It was an amazing experience. Duke’s an incredibly competitive school to be at. It was fun to be following my dreams and my passion next to people doing the same thing. I remember people down the hall from me starting online businesses, raising money for Obama — it was a fun and competitive environment, an inspiring environment to be in. It was also very challenging to be an artist from a major record label while being a student at such a prestigious university. I found myself living a double life for a while, going to school during the week, [and] on Thursday evening flying out and doing shows all across the country.
Are you relieved, then, to be done with school?
It’s fun now to be able to concentrate on my passion and my craft which is my music, but I miss it every once in a while, but I’m kind of like a professional college student now. I get to go around the country and party every night and that’s my job.
Have you ever done a show in Massachusetts?
I’ve done a show at Brandeis. That’s it. I have a feeling that this show’s going to be super special and I can’t wait to be on the stage and I promise it’s going to be an absolute party.
Tell me a little bit about your career. How did you get started?
I holed myself up in my dorm room for months and months. I would go to the class during the day. I would go to sleep after my class and wake up at midnight every night and record till eight in the morning because nighttime was the only time it was quiet enough in the dormitories to record. I made a mix tape in my dorm room and I put it on the Internet for free. We started a Facebook event and somehow a few months later people all across the nation knew the words to my song. It was a very organic and virile trajectory that my career followed.
Were you into the music scene at Duke? Did you sing with people there too?
There were a couple of musicians I worked with there and they [were] the nucleus for my music spreading the way it did. They were the first ones to support me and tell their friends in different pockets of the U.S., and that’s the reason I’m here today and on the phone with you.
How do you come up with your songs?
I usually come up with a concept or a line that I really like and then I sit down at the piano or keyboard and write chords and melodies. I’ll record just the melody without words. After I’ve written the lyrics for them, I’ll attach words to whatever is there thus far until I feel like I’ve written a great song.
What about “Drug Dealer Girl” then? How did you come up with that one?
I was back home during Thanksgiving vacation in Michigan and the bathroom I used had been taken over by my mother when I left to go to school. I’m in the shower and I see this bottle of Maybelline and that’s how I came up with the first line, “Now you may never be on a Maybelline commercial.” The concept just moved from there and I rushed through the shower, dried up and rushed upstairs to my parents’ piano. It’s crazy, but you can’t force it.
The music industry isn’t as mysterious as a lot of people think it is. It’s pretty much any other industry in that the people who make the best product, who work the hardest really win. They develop their craft and don’t worry about what other people are doing. Write the best possible song you can and give it away for free and work harder than everyone else and you’ll be fine.

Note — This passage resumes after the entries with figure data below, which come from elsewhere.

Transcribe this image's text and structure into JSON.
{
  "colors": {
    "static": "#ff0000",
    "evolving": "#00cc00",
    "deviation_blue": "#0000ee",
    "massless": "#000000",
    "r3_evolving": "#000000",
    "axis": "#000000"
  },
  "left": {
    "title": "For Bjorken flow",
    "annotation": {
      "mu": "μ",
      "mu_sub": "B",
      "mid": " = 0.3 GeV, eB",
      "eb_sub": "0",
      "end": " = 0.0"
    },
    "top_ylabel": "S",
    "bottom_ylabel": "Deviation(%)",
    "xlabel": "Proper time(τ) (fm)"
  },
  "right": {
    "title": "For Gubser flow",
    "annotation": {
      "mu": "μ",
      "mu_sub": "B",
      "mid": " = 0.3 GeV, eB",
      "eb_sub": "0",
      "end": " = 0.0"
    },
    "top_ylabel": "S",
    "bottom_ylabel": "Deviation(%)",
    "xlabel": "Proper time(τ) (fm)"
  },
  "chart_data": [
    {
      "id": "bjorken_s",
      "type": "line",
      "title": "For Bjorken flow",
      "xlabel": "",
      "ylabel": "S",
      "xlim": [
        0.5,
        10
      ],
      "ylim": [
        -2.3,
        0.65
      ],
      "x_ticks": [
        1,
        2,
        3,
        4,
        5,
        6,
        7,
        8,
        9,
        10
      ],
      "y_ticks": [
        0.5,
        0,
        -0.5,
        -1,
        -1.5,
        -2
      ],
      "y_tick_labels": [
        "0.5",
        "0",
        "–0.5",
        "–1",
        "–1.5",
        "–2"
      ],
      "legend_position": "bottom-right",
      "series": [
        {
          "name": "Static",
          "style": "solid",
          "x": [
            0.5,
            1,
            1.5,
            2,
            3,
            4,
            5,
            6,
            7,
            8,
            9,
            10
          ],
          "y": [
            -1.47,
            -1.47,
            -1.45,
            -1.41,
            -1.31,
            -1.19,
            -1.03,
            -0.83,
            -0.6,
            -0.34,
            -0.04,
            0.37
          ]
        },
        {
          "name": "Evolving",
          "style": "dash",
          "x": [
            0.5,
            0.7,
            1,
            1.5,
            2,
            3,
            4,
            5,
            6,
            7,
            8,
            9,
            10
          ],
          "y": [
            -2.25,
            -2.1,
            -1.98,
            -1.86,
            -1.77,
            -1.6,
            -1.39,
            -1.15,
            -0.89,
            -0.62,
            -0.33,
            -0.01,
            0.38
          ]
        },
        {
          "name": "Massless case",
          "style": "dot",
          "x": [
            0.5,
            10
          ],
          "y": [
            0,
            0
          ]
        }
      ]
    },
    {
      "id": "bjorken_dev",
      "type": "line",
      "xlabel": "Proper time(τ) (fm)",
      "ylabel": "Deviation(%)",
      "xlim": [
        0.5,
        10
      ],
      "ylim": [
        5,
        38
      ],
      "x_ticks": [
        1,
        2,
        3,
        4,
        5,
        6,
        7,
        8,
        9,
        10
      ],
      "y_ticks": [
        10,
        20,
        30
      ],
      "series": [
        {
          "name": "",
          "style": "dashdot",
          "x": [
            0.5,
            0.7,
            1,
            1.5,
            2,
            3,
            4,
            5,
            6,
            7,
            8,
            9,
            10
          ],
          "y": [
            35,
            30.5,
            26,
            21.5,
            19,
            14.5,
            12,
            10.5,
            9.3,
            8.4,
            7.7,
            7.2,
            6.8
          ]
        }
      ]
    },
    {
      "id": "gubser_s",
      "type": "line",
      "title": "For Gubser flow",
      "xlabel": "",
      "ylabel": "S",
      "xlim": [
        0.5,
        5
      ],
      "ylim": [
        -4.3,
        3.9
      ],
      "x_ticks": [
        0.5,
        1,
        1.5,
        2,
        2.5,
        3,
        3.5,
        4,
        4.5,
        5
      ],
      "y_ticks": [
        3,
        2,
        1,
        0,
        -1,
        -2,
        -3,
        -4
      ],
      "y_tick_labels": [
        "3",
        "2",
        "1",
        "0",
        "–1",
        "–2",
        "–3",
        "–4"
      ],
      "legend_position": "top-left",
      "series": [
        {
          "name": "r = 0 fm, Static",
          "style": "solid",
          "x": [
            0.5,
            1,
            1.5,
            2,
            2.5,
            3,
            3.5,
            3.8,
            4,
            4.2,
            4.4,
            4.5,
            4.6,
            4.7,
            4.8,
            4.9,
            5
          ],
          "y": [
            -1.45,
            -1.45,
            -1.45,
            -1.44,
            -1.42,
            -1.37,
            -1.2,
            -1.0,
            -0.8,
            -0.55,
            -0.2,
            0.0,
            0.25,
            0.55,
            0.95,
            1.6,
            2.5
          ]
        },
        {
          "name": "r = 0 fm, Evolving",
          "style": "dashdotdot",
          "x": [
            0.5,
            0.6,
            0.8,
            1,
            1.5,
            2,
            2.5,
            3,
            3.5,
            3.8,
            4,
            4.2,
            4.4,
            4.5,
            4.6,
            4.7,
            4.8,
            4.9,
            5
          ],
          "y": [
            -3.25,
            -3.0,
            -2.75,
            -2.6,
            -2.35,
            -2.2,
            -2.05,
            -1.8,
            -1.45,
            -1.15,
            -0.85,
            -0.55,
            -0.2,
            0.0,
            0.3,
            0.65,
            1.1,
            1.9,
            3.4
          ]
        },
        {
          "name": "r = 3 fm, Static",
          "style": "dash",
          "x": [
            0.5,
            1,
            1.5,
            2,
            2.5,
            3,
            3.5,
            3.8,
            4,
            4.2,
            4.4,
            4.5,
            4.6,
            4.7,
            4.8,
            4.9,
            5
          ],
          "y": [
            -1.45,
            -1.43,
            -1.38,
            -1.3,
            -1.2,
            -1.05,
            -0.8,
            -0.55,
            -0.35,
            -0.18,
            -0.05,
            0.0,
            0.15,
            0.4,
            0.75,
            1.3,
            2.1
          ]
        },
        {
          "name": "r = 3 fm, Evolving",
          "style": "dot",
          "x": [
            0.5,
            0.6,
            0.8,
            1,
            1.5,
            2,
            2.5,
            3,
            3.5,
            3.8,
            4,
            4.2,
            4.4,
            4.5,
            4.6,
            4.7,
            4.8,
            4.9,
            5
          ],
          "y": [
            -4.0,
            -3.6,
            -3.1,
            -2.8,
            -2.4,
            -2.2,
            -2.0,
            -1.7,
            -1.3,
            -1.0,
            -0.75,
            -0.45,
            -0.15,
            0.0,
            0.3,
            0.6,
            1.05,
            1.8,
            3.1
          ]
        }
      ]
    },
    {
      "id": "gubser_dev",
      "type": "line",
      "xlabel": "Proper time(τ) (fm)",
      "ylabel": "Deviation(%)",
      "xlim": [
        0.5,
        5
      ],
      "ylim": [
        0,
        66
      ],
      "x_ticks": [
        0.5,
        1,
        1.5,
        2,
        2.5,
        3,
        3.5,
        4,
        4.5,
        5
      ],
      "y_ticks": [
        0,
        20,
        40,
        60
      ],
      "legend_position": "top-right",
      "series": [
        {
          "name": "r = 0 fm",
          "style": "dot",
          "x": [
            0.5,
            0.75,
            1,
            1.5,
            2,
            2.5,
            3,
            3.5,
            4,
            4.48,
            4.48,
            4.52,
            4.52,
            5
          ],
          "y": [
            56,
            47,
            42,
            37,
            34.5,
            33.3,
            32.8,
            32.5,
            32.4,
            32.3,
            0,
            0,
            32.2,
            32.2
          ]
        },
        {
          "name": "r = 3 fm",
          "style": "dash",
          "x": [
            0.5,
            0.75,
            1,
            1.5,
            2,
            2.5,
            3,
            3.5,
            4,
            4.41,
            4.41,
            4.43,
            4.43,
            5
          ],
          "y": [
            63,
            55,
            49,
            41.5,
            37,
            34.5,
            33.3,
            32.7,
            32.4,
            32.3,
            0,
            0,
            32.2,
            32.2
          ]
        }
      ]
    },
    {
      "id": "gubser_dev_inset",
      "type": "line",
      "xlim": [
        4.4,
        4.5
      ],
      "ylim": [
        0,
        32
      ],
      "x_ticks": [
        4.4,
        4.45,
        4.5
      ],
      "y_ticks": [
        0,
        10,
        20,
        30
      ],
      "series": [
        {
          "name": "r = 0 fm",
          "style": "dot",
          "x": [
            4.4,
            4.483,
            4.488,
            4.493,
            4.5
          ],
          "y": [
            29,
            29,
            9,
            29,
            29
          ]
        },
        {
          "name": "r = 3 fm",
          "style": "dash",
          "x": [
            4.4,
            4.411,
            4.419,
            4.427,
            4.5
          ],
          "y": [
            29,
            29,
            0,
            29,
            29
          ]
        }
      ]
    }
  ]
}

Where’s your favorite place to sing?
I love them all equally. This is kind of a trick question because no matter what I say, someone will get mad at me. The one place that’s really special is when I get to go home and do shows in Detroit. I can promise you that when I’m in Massachusetts on Sept. 26, it’s going to be an absolute party.
Who are your favorite musicians and bands? Your influences?
I love Mike Snow, the Killers, Metric, Edward Sharp and the Magnetic Zeros. I love Nas, Led Zeppelin, Paul Simon. Is that enough?
My music is very much a crosswork of many different artists, and that’s the reason I don’t sound like anybody else because I’m probably a fusion of 200 different artists instead of five.
What’s your favorite candy?
Butterfinger. I’m going to teach you the oldest trick in the book. I take a banana and a Butterfinger, I put the banana in my left hand, the Butterfinger in the right hand and take a bite of the banana and a bite of the Butterfinger and I chew them at the same time and I have a little orgasm in my mouth.
I love Cliff bars and I kind of survive on them on the road.
Is there anything you’d like to add?
I just want to say thank you to everyone that’s supported my music thus far and I appreciate it with all my heart. I can’t wait to see you guys in person. September 25. You should probably download my album. My name’s Mike Posner. I graduated from Duke but I’m not a dickhead. Download my music for free. It’s really dope.